Inner Mongolia region sets penalties for crypto activities

Inner Mongolia region sets penalties for crypto activities

China’s Inner Mongolia region has introduced punishments for firms and individuals involved in digital currency mining as it looks to further crack down on the practice.

The announcement came after Chinese Vice Premier Liu He announced last week that it is necessary to crack down on Bitcoin mining and trading behavior in order to prevent the transmission of individual risks to the social field.

Those comments were regarded as Beijing’s intentions to resume a four-year crackdown on bitcoin trading and other crypto-related activities.

Inner Mongolia’s latest draft proposals intend to target firms such as telecommunications and internet companies engaging in virtual currency mining. According to the Inner Mongolia Development and Reform Commission, such companies could have their business licenses revoked if they are found to be involved in mining.
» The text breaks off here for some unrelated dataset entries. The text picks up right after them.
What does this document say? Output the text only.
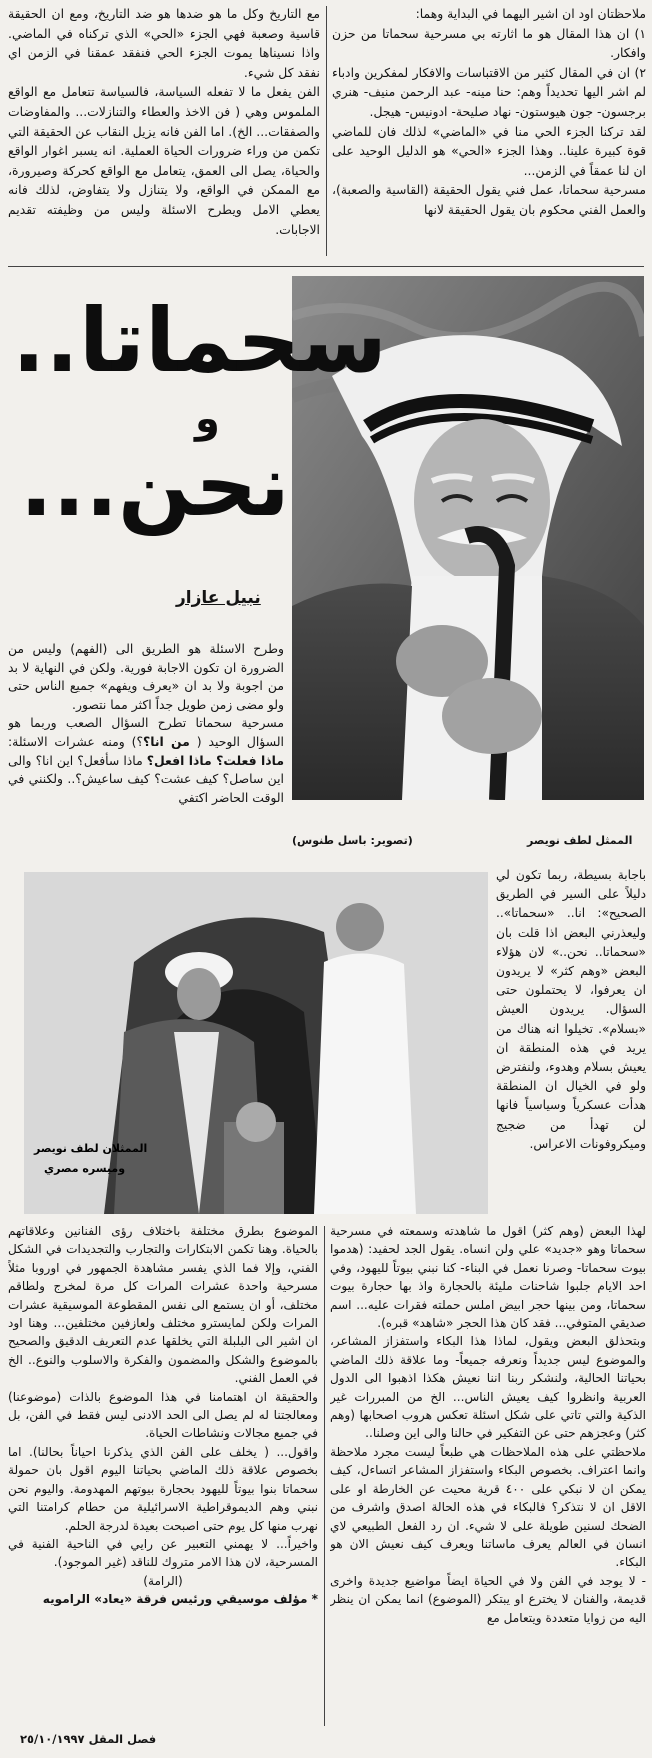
ملاحظتان اود ان اشير اليهما في البداية وهما:

١) ان هذا المقال هو ما اثارته بي مسرحية سحماتا من حزن وافكار.

٢) ان في المقال كثير من الاقتباسات والافكار لمفكرين وادباء لم اشر اليها تحديداً وهم: حنا مينه- عبد الرحمن منيف- هنري برجسون- جون هيوستون- نهاد صليحة- ادونيس- هيجل.

لقد تركنا الجزء الحي منا في «الماضي» لذلك فان للماضي قوة كبيرة علينا.. وهذا الجزء «الحي» هو الدليل الوحيد على ان لنا عمقاً في الزمن...

مسرحية سحماتا، عمل فني يقول الحقيقة (القاسية والصعبة)، والعمل الفني محكوم بان يقول الحقيقة لانها

مع التاريخ وكل ما هو ضدها هو ضد التاريخ، ومع ان الحقيقة قاسية وصعبة فهي الجزء «الحي» الذي تركناه في الماضي. واذا نسيناها يموت الجزء الحي فنفقد عمقنا في الزمن اي نفقد كل شيء.

الفن يفعل ما لا تفعله السياسة، فالسياسة تتعامل مع الواقع الملموس وهي ( فن الاخذ والعطاء والتنازلات... والمفاوضات والصفقات... الخ). اما الفن فانه يزيل النقاب عن الحقيقة التي تكمن من وراء ضرورات الحياة العملية. انه يسبر اغوار الواقع والحياة، يصل الى العمق، يتعامل مع الواقع كحركة وصيرورة، مع الممكن في الواقع، ولا يتنازل ولا يتفاوض، لذلك فانه يعطي الامل ويطرح الاسئلة وليس من وظيفته تقديم الاجابات.

سحماتا..
و
نحن...
نبيل عازار

وطرح الاسئلة هو الطريق الى (الفهم) وليس من الضرورة ان تكون الاجابة فورية. ولكن في النهاية لا بد من اجوبة ولا بد ان «يعرف ويفهم» جميع الناس حتى ولو مضى زمن طويل جداً اكثر مما نتصور.

مسرحية سحماتا تطرح السؤال الصعب وربما هو السؤال الوحيد ( من انا؟؟) ومنه عشرات الاسئلة: ماذا فعلت؟ ماذا افعل؟ ماذا سأفعل؟ اين انا؟ والى اين ساصل؟ كيف عشت؟ كيف ساعيش؟.. ولكنني في الوقت الحاضر اكتفي

(تصوير: باسل طنوس)	الممثل لطف نويصر
الممثلان لطف نويصر
وميسره مصري

باجابة بسيطة، ربما تكون لي دليلاً على السير في الطريق الصحيح»: انا.. «سحماتا».. وليعذرني البعض اذا قلت بان «سحماتا.. نحن..» لان هؤلاء البعض «وهم كثر» لا يريدون ان يعرفوا، لا يحتملون حتى السؤال. يريدون العيش «بسلام». تخيلوا انه هناك من يريد في هذه المنطقة ان يعيش بسلام وهدوء، ولنفترض ولو في الخيال ان المنطقة هدأت عسكرياً وسياسياً فانها لن تهدأ من ضجيج وميكروفونات الاعراس.

لهذا البعض (وهم كثر) اقول ما شاهدته وسمعته في مسرحية سحماتا وهو «جديد» علي ولن انساه. يقول الجد لحفيد: (هدموا بيوت سحماتا- وصرنا نعمل في البناء- كنا نبني بيوتاً لليهود، وفي احد الايام جلبوا شاحنات مليئة بالحجارة واذ بها حجارة بيوت سحماتا، ومن بينها حجر ابيض املس حملته فقرات عليه... اسم صديقي المتوفي... فقد كان هذا الحجر «شاهد» قبره).

وبتحذلق البعض ويقول، لماذا هذا البكاء واستفزاز المشاعر، والموضوع ليس جديداً ونعرفه جميعاً- وما علاقة ذلك الماضي بحياتنا الحالية، ولنشكر ربنا اننا نعيش هكذا اذهبوا الى الدول العربية وانظروا كيف يعيش الناس... الخ من المبررات غير الذكية والتي تاتي على شكل اسئلة تعكس هروب اصحابها (وهم كثر) وعجزهم حتى عن التفكير في حالنا والى اين وصلنا..

ملاحظتي على هذه الملاحظات هي طبعاً ليست مجرد ملاحظة وانما اعتراف. بخصوص البكاء واستفزاز المشاعر اتساءل، كيف يمكن ان لا نبكي على ٤٠٠ قرية محيت عن الخارطة او على الاقل ان لا نتذكر؟ فالبكاء في هذه الحالة اصدق واشرف من الضحك لسنين طويلة على لا شيء. ان رد الفعل الطبيعي لاي انسان في العالم يعرف ماساتنا ويعرف كيف نعيش الان هو البكاء.

- لا يوجد في الفن ولا في الحياة ايضاً مواضيع جديدة واخرى قديمة، والفنان لا يخترع او يبتكر (الموضوع) انما يمكن ان ينظر اليه من زوايا متعددة ويتعامل مع

الموضوع بطرق مختلفة باختلاف رؤى الفنانين وعلاقاتهم بالحياة. وهنا تكمن الابتكارات والتجارب والتجديدات في الشكل الفني، وإلا فما الذي يفسر مشاهدة الجمهور في اوروبا مثلاً مسرحية واحدة عشرات المرات كل مرة لمخرج ولطاقم مختلف، أو ان يستمع الى نفس المقطوعة الموسيقية عشرات المرات ولكن لمايسترو مختلف ولعازفين مختلفين... وهنا اود ان اشير الى البلبلة التي يخلقها عدم التعريف الدقيق والصحيح بالموضوع والشكل والمضمون والفكرة والاسلوب والنوع.. الخ في العمل الفني.

والحقيقة ان اهتمامنا في هذا الموضوع بالذات (موضوعنا) ومعالجتنا له لم يصل الى الحد الادنى ليس فقط في الفن، بل في جميع مجالات ونشاطات الحياة.

واقول... ( يخلف على الفن الذي يذكرنا احياناً بحالنا). اما بخصوص علاقة ذلك الماضي بحياتنا اليوم اقول بان حمولة سحماتا بنوا بيوتاً لليهود بحجارة بيوتهم المهدومة. واليوم نحن نبني وهم الديموقراطية الاسرائيلية من حطام كرامتنا التي نهرب منها كل يوم حتى اصبحت بعيدة لدرجة الحلم.

واخيراً... لا يهمني التعبير عن رايي في الناحية الفنية في المسرحية، لان هذا الامر متروك للناقد (غير الموجود).

(الرامة)

* مؤلف موسيقي ورئيس فرقة «يعاد» الرامويه

فصل المقل ٢٥/١٠/١٩٩٧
Moreover, there are also severe punishments for individuals involved in money laundering of fundraising via digital currencies.

Inner Mongolia’s tough stance on mining started in March after it announced plans to ban new cryptocurrency mining projects and shut down existing activity in order to cut down on energy consumption.

China shut down local cryptocurrency exchanges in 2017

Bitcoin mining uses about 112.57 terawatt-hours per year of energy, more than entire countries such as the Philippines and Chile.

China accounts for around 65% of the world’s bitcoin mining. Meanwhile, Inner Mongolia accounts for about 8% globally, a greater share than the United States due to its cheap energy.

The country’s tough stance on cryptocurrencies is not new. China shut down local cryptocurrency exchanges in 2017, and that same year banned initial coin offerings (ICOs). However, traders have continued to operate on the Chinese mainland though exchanges have moved offshore.

Inner Mongolia’s scrutiny of bitcoin mining specifically comes as China aims to go green. President Xi Jinping announced in 2020 that China is targeting peak carbon dioxide emissions by 2030 and carbon neutrality by the year 2060.